Speaking at a panel discussion on 30 November, sponsored by the Yale International Relations Association and the Council on Southeast Asia Studies at Yale, Chee urged the “US and its institutions like Yale not to be complicit in helping the ruling People's Action Party to oppress and exploit Singaporeans”.
Chee, a former National University of Singapore (NUS) neuropsychology lecturer who was dismissed from the post when he joined the opposition party in 1993, pointed out that students at the new college would not be allowed to form organisations affiliated to political parties.
“We had hoped that given Yale’s proud history, it would not allow Singapore’s government, or any other government, to dictate the kind of experience it provides for its students,” Chee said.
“But my worst fears were confirmed when it was declared that Yale-NUS would not allow certain political activities”, such as organising political parties and related events.
Chee and Jeyaretnam said political pressure in Singapore could come in the form of visits by the police. Students could be asked by the government to monitor “exactly what professors are teaching”.
Jeyaretnam added that in Singapore, opposition party politicians, national media and bloggers who try to circumvent state control were routinely threatened with defamation suits by the government, which he said had created a “climate of fear” about criticising the ruling party.
Independently of the politicians’ remarks, but responding to growing concerns, the AAUP called on Yale to guarantee “provisions to ensure academic freedom and tenure and collegial governance”, including “anti-harassment and anti-discrimination provisions and rights to procedural fairness”.
Yale also needed to establish “genuinely open forums” in which the academic and political implications of the new campus could be reviewed, discussed and modified as necessary, the AAUP letter said.
Among the risks to students and faculty it listed were campus speeches, internet postings, email messages and broadcast lectures that may be critical of the Singapore government, laws and officials.
It questioned whether independent internet access, not subject to Singapore’s firewalls or to its monitoring systems, could be guaranteed at Yale-NUS.

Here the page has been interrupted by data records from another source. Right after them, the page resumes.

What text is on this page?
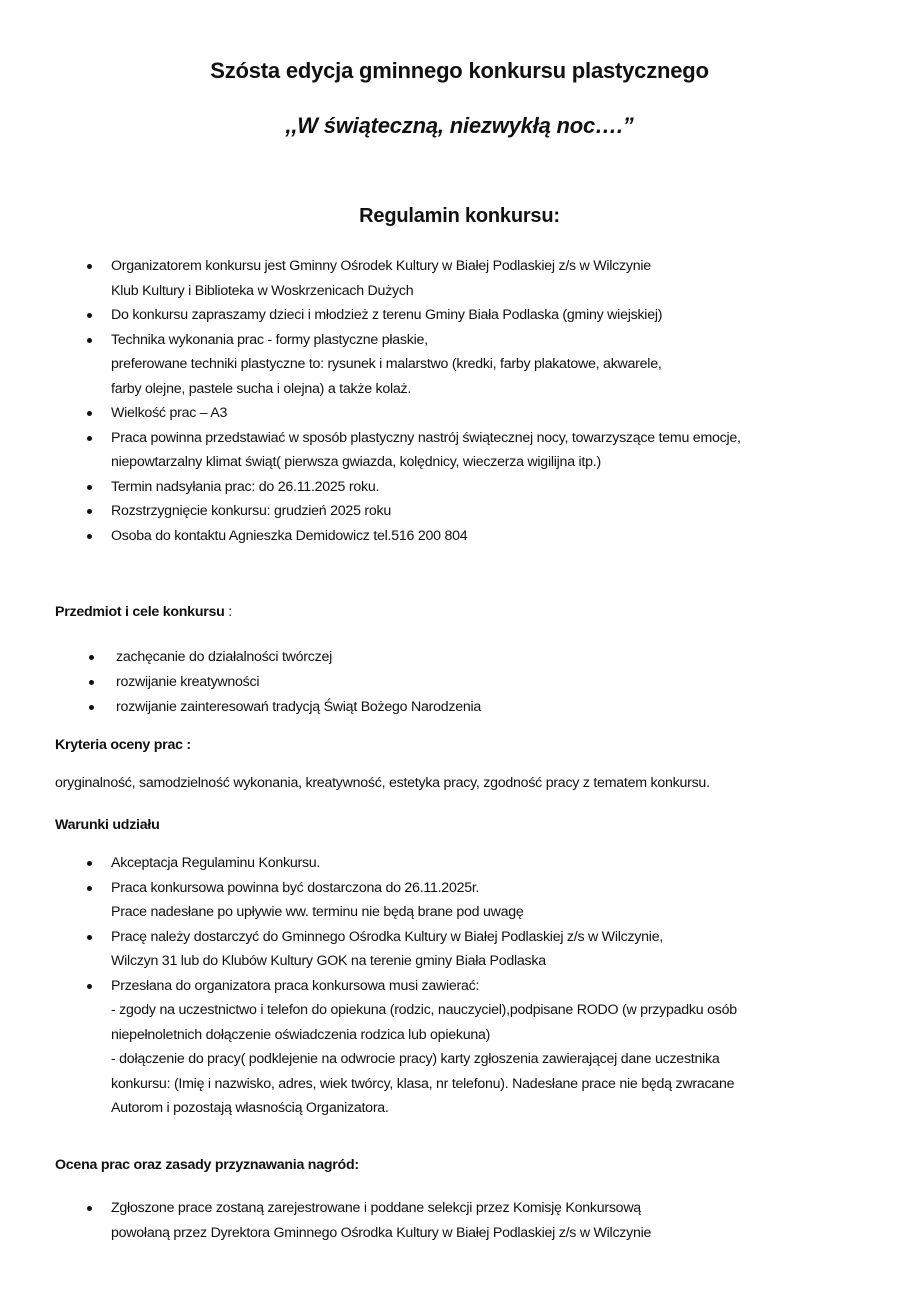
Szósta edycja gminnego konkursu plastycznego
,,W świąteczną, niezwykłą noc….”
Regulamin konkursu:
Organizatorem konkursu jest Gminny Ośrodek Kultury w Białej Podlaskiej z/s w Wilczynie
Klub Kultury i Biblioteka w Woskrzenicach Dużych
Do konkursu zapraszamy dzieci i młodzież z terenu Gminy Biała Podlaska (gminy wiejskiej)
Technika wykonania prac - formy plastyczne płaskie,
preferowane techniki plastyczne to: rysunek i malarstwo (kredki, farby plakatowe, akwarele,
farby olejne, pastele sucha i olejna) a także kolaż.
Wielkość prac – A3
Praca powinna przedstawiać w sposób plastyczny nastrój świątecznej nocy, towarzyszące temu emocje,
niepowtarzalny klimat świąt( pierwsza gwiazda, kolędnicy, wieczerza wigilijna itp.)
Termin nadsyłania prac: do 26.11.2025 roku.
Rozstrzygnięcie konkursu: grudzień 2025 roku
Osoba do kontaktu Agnieszka Demidowicz tel.516 200 804
Przedmiot i cele konkursu :
zachęcanie do działalności twórczej
rozwijanie kreatywności
rozwijanie zainteresowań tradycją Świąt Bożego Narodzenia
Kryteria oceny prac :
oryginalność, samodzielność wykonania, kreatywność, estetyka pracy, zgodność pracy z tematem konkursu.
Warunki udziału
Akceptacja Regulaminu Konkursu.
Praca konkursowa powinna być dostarczona do 26.11.2025r.
Prace nadesłane po upływie ww. terminu nie będą brane pod uwagę
Pracę należy dostarczyć do Gminnego Ośrodka Kultury w Białej Podlaskiej z/s w Wilczynie,
Wilczyn 31 lub do Klubów Kultury GOK na terenie gminy Biała Podlaska
Przesłana do organizatora praca konkursowa musi zawierać:
- zgody na uczestnictwo i telefon do opiekuna (rodzic, nauczyciel),podpisane RODO (w przypadku osób
niepełnoletnich dołączenie oświadczenia rodzica lub opiekuna)
- dołączenie do pracy( podklejenie na odwrocie pracy) karty zgłoszenia zawierającej dane uczestnika
konkursu: (Imię i nazwisko, adres, wiek twórcy, klasa, nr telefonu). Nadesłane prace nie będą zwracane
Autorom i pozostają własnością Organizatora.
Ocena prac oraz zasady przyznawania nagród:
Zgłoszone prace zostaną zarejestrowane i poddane selekcji przez Komisję Konkursową
powołaną przez Dyrektora Gminnego Ośrodka Kultury w Białej Podlaskiej z/s w Wilczynie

Referring to the country’s censorship rules, it raised the issue of whether Yale-NUS faculty, staff and students – including Singaporean nationals – and the institution’s libraries would be exempt from restrictions on importation of publications or periodicals, and whether the right to invite speakers to campus would be compromised by restrictions on visitors to Singapore.
The AAUP also highlighted the issue of the working conditions for non-US staff and workers on the Singapore campus, including those working on its construction, maintenance and services.
This has become a hot topic and has been raised by human rights organisations and others after the Singapore government last week revoked the work permits of more than two dozen bus drivers from China and deported them for striking over discriminatory pay compared to other migrant workers.
In the Yale Daily News on Wednesday, Yale-NUS President Pericles Lewis said the new college had shown strong commitment to academic freedom.
“The AAUP doesn’t seem to have looked at the documents Yale-NUS has circulated already, such as the principles on academic freedom and non-discrimination,” Lewis said. “It has made assumptions without really investigating the matter.”
Lewis has previously said that "any college or university must obey the laws of the countries where it operates", and that academic freedom would be a "bedrock principle" of the college.
Yale University, in a response to the AAUP, said policies provided for a committee of Yale and NUS faculty to review complaints on discrimination or infringement of academic freedom. It said it did not receive any payment for its participation in Yale-NUS, although expenses incurred were reimbursed.